San Diego is one such region. Most years San Diego sees less than 10 inches of rain, and sometimes as little as six inches. And it offers a couple of thousand climbing routes, both bouldering and top roping.
It’s easy to do some scouting from your computer. For details about places, visit San Diego Rock. You’ll find more free guides in PDF format, plus descriptions of individual climbing areas ranging from the popular to the obscure. Most popular by far is Mission Gorge, also credited as the oldest climbing site in the area. It’s in Mission Trails Regional Park and features more than 180 routes.
The San Diego Rock
site also tells you which areas have been closed or otherwise should be avoided. Links will take you to free topos at other sites. There’s also a set of San Diego-specific topos at www.climbingtoposofsandiego.com
Another source for detailed information, often with photos, is Rockclimbing.com
. Go straight to the San Diego section
and see what other climbers have to say about specific routes.

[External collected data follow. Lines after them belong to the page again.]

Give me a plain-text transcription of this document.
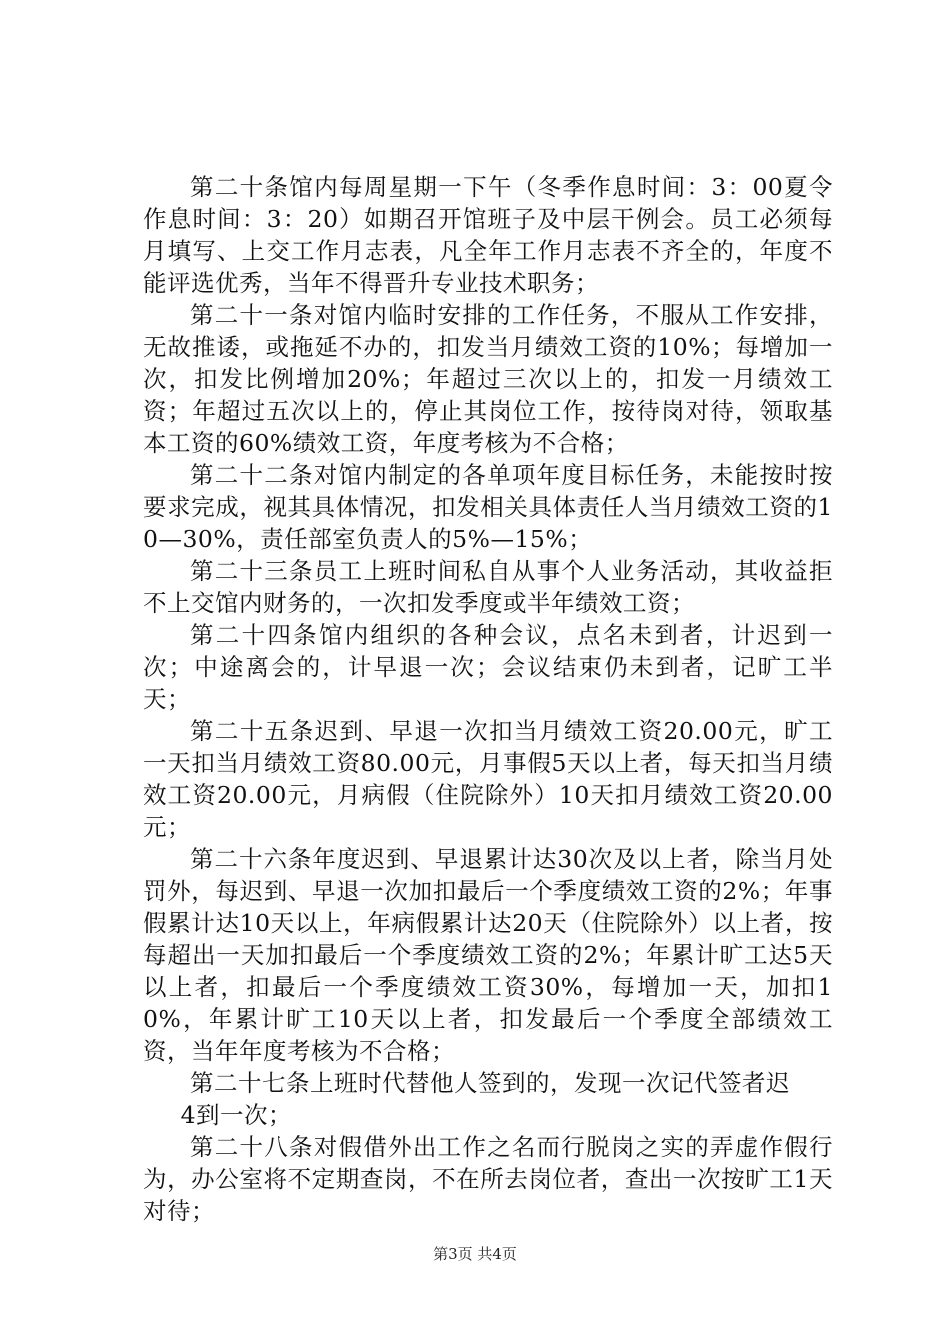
第二十条馆内每周星期一下午（冬季作息时间：3：00夏令作息时间：3：20）如期召开馆班子及中层干例会。员工必须每月填写、上交工作月志表，凡全年工作月志表不齐全的，年度不能评选优秀，当年不得晋升专业技术职务；

第二十一条对馆内临时安排的工作任务，不服从工作安排，无故推诿，或拖延不办的，扣发当月绩效工资的10%；每增加一次，扣发比例增加20%；年超过三次以上的，扣发一月绩效工资；年超过五次以上的，停止其岗位工作，按待岗对待，领取基本工资的60%绩效工资，年度考核为不合格；

第二十二条对馆内制定的各单项年度目标任务，未能按时按要求完成，视其具体情况，扣发相关具体责任人当月绩效工资的10—30%，责任部室负责人的5%—15%；

第二十三条员工上班时间私自从事个人业务活动，其收益拒不上交馆内财务的，一次扣发季度或半年绩效工资；

第二十四条馆内组织的各种会议，点名未到者，计迟到一次；中途离会的，计早退一次；会议结束仍未到者，记旷工半天；

第二十五条迟到、早退一次扣当月绩效工资20.00元，旷工一天扣当月绩效工资80.00元，月事假5天以上者，每天扣当月绩效工资20.00元，月病假（住院除外）10天扣月绩效工资20.00元；

第二十六条年度迟到、早退累计达30次及以上者，除当月处罚外，每迟到、早退一次加扣最后一个季度绩效工资的2%；年事假累计达10天以上，年病假累计达20天（住院除外）以上者，按每超出一天加扣最后一个季度绩效工资的2%；年累计旷工达5天以上者，扣最后一个季度绩效工资30%，每增加一天，加扣10%，年累计旷工10天以上者，扣发最后一个季度全部绩效工资，当年年度考核为不合格；

第二十七条上班时代替他人签到的，发现一次记代签者迟

4到一次；

第二十八条对假借外出工作之名而行脱岗之实的弄虚作假行为，办公室将不定期查岗，不在所去岗位者，查出一次按旷工1天对待；

第3页 共4页
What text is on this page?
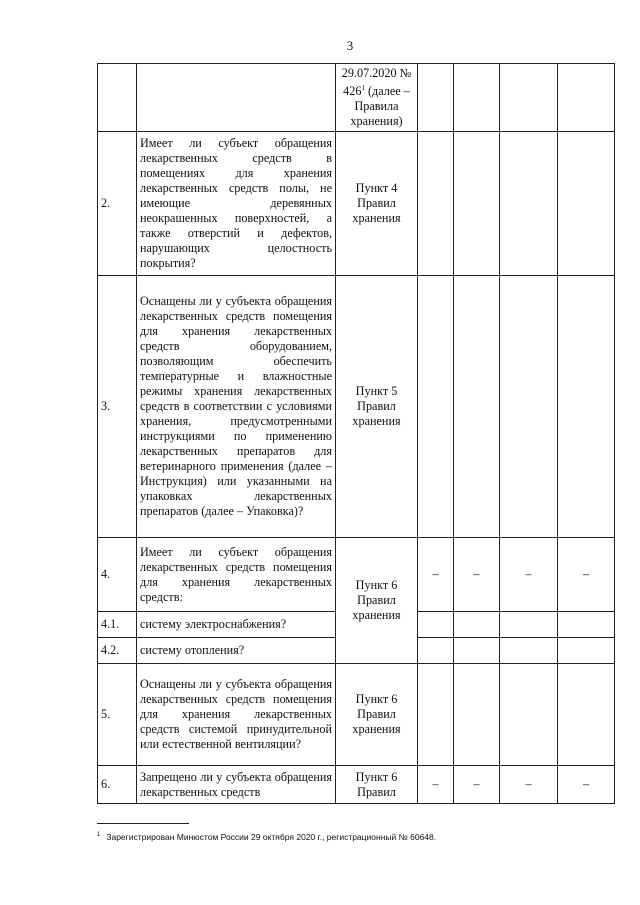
3
		29.07.2020 № $426^1$ (далее – Правила хранения)				
2.	Имеет ли субъект обращения лекарственных средств в помещениях для хранения лекарственных средств полы, не имеющие деревянных неокрашенных поверхностей, а также отверстий и дефектов, нарушающих целостность покрытия?	Пункт 4 Правил хранения				
3.	Оснащены ли у субъекта обращения лекарственных средств помещения для хранения лекарственных средств оборудованием, позволяющим обеспечить температурные и влажностные режимы хранения лекарственных средств в соответствии с условиями хранения, предусмотренными инструкциями по применению лекарственных препаратов для ветеринарного применения (далее – Инструкция) или указанными на упаковках лекарственных препаратов (далее – Упаковка)?	Пункт 5 Правил хранения				
4.	Имеет ли субъект обращения лекарственных средств помещения для хранения лекарственных средств:	Пункт 6 Правил хранения	–	–	–	–
4.1.	систему электроснабжения?					
4.2.	систему отопления?					
5.	Оснащены ли у субъекта обращения лекарственных средств помещения для хранения лекарственных средств системой принудительной или естественной вентиляции?	Пункт 6 Правил хранения				
6.	Запрещено ли у субъекта обращения лекарственных средств	Пункт 6 Правил	–	–	–	–
$^1$ Зарегистрирован Минюстом России 29 октября 2020 г., регистрационный № 60648.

Don’t forget to check in with the Access Fund for news and alerts. Late last year the Access Fund reported that housing development was threatening access to the popular Santee Boulders area. While efforts are being made to get the city of San Diego to set aside the area containing the boulders, the bureaucracy is proving tough to navigate. You may want to visit the site while you can. On the other hand, the Access Fund reports that the Magnolia Boulders nearby are now under the control of the state Fish & Game Department.
And be aware that the U.S. Forest Service is considering some seasonal closures within the Cleveland National Forest to protect the Golden Eagles and the Prairie Falcon.